After all, since we're discussing so intently the damage that can be caused by words (so much for sticks and stones), it's good to know which ones are really hurtful. So, feel free to call me a rapist. Just don't call me a ho.

4 comments:

Anonymous said...

The media is vile. I can see your point about the media focusing on their morality for denouncing brother Imus to deflect from their role in branding the Duke players guilty. Whenever someone is cleared of false accusations there is far too little made of it, actually I guess they're never really cleared. It's terrifying to think how easily the world can be persuaded to revile you.

I certainly hope that jumping to label someone a rapist without a qualm is largely restricted to hype-mongering journalists and not the general population. I believe it's still the case that a large proportion of women raped do not report it, and when a situation like this is handled so poorly and publicly it certainly affects real victims as well.

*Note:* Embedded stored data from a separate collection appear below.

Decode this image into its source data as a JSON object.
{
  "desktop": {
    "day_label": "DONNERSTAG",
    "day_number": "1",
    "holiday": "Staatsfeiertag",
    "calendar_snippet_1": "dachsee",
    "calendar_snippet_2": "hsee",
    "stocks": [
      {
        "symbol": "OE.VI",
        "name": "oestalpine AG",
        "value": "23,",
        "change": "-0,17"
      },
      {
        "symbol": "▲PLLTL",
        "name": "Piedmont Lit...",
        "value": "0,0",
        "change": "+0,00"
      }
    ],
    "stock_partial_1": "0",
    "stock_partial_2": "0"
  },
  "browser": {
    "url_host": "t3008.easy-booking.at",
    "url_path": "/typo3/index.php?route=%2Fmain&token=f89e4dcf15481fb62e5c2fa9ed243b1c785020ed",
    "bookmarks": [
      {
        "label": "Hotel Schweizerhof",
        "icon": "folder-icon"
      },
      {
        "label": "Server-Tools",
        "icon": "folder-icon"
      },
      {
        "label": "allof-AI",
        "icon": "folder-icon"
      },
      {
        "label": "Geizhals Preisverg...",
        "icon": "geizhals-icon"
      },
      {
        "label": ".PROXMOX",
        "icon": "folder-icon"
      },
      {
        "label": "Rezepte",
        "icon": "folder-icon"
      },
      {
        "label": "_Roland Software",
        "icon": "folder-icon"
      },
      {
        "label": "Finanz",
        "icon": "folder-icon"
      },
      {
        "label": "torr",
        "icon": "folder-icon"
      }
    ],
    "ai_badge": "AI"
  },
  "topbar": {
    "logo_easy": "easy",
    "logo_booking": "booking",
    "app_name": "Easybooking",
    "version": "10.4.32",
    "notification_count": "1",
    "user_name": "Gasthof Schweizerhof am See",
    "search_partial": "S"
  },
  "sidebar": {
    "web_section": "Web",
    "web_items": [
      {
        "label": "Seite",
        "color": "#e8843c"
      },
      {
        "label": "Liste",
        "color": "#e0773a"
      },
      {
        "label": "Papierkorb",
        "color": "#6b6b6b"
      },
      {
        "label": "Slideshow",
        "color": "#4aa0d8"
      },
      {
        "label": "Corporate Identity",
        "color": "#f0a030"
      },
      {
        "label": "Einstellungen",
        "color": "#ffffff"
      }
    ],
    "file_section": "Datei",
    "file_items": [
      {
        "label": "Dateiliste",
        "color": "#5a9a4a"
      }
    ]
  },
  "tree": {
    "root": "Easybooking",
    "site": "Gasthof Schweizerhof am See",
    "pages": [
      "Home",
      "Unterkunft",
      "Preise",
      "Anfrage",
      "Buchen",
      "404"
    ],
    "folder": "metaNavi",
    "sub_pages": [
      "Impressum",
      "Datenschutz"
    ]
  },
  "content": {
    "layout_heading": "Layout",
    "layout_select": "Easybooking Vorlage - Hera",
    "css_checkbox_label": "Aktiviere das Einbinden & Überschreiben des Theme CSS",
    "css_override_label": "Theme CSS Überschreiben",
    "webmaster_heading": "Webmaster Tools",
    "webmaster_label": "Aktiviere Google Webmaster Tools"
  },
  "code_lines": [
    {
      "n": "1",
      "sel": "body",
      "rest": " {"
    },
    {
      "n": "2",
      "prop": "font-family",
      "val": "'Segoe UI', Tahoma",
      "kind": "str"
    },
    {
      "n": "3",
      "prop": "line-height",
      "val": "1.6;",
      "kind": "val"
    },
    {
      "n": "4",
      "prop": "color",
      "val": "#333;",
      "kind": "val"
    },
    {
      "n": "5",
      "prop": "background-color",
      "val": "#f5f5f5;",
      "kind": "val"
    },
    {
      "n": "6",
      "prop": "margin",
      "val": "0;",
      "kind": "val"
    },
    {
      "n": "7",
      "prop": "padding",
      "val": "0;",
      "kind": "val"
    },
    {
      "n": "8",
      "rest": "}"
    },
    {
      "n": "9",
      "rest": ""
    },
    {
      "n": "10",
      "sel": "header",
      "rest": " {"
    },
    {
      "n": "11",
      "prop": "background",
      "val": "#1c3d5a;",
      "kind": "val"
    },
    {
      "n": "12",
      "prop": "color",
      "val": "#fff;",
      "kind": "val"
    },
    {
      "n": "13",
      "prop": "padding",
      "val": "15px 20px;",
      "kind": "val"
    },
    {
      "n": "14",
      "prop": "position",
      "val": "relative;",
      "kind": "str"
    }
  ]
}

I wonder though what the media could possibly say to make it up to these men? "Whoops, our bad?"

Nothing. It's horrible.

John Mutford said...

Sometimes I think Canadians (such as myself) exaggerate the difference between themselves and Americans. But on a recent trip to California, I definitely saw a difference between our media. I'm by no means under the delusion that Canadian media is perfect, but I could pick no sense in American media whatsoever. Morality and values for instance, seemed completely random. Perhaps related to that hypocrisy seemed to be the order of the day. And the news seemed to spin so much it was dizzying, everything's a freakin' editorial!

Dr J said...

I think the fundamental difference btwn the US and CDN media is that in the former the news is now run as an entertainment division, which isn't (or isn't as much) the case for the latter. As a result, news coverage in the US is given a deeply relativist spin that's troubling: the pursuit of truth is nominal (get a few facts and run from there), and the attempts at objectivity rarer and rarer. I sometimes wonder if Knowlton Nash would have found Nancy Grace funny or frightening. Probably a bit of both.

As for the apology issue-- well, I think the media outlets have to make big, loud, clear & unequivocating apologies, and then they have to start recognizing the mistakes that got them in this mess to begin with. They won't though. The rush to report, the rush to air, the rush to judge, and the rush to Rush; they're the symptoms a culture that, right now at least, speaks before thinking. Imus became a living metaphor for that, but he's a minor symptom. It's rather like the teenaged girl (or boy) who sees a pimple on her face and thinks that's why nobody likes her; it's not the pimple, it's the personality.

Anonymous said...

Re Dr J: a friend who used to work as video librarian for CBC TV news told me that whatever TV news is, it's not information (even in Canada). It's entertainment, and bears only the faintest relation to actual facts. (When a reactor in Russia blew up, any pic of a reactor would do, and was then presented as the one that blew up in Russia, for instance.)

Re nic and John: may I break one more last despairing lance and mutter that the word "media" is a plural (derived from "medium") and NOT a f*cking singular?